You are not guaranteed to receive any increases in your monthly benefit; however, cost-of-living adjustments are sometimes granted based on factors which include the actuarial gains in the Retirement System. The increases are usually effective in July. 

If granted, cost-of-living increases are usually calculated as a percentage increase in your monthly benefit. That percentage increase becomes a part of your monthly benefit, under all payment plans and the monthly benefit to be paid to your beneficiary, after your death, under Options 2, 3, and 6.  

Under Option 4, any percentage increase you are granted before age 62 will be applied to the inflated benefit payments you are receiving at that time; however, upon reaching age 62 your benefit payments will be reduced to the original amount promised after age 62 plus the percentage increases (not the dollar amount of increases) granted before age 62.

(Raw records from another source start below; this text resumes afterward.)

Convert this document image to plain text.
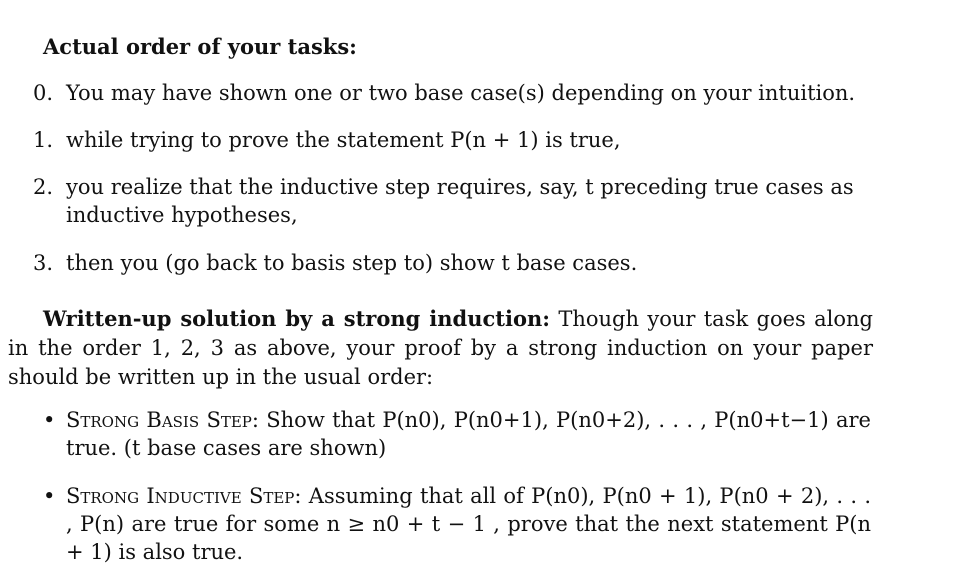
Actual order of your tasks:
0. You may have shown one or two base case(s) depending on your intuition.
1. while trying to prove the statement P(n + 1) is true,
2. you realize that the inductive step requires, say, t preceding true cases as inductive hypotheses,
3. then you (go back to basis step to) show t base cases.
Written-up solution by a strong induction: Though your task goes along in the order 1, 2, 3 as above, your proof by a strong induction on your paper should be written up in the usual order:
• Strong Basis Step: Show that P(n0), P(n0+1), P(n0+2), . . . , P(n0+t−1) are true. (t base cases are shown)
• Strong Inductive Step: Assuming that all of P(n0), P(n0 + 1), P(n0 + 2), . . . , P(n) are true for some n ≥ n0 + t − 1 , prove that the next statement P(n + 1) is also true.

COLA vs. one-time benefit supplement

At times, the General Assembly may determine that there are not enough budgetary funds available to cover the full liability that the retirement systems takes on when a COLA is granted. Instead, the General Assembly may choose to grant a one-time benefit supplement instead of a reoccurring increase. The media and other reports often call these COLAs, but they are not ongoing increases. A COLA will affect a retiree’s benefit payment going forward, while a one-time benefit is typically paid all at once and does not affect any future months’ payments.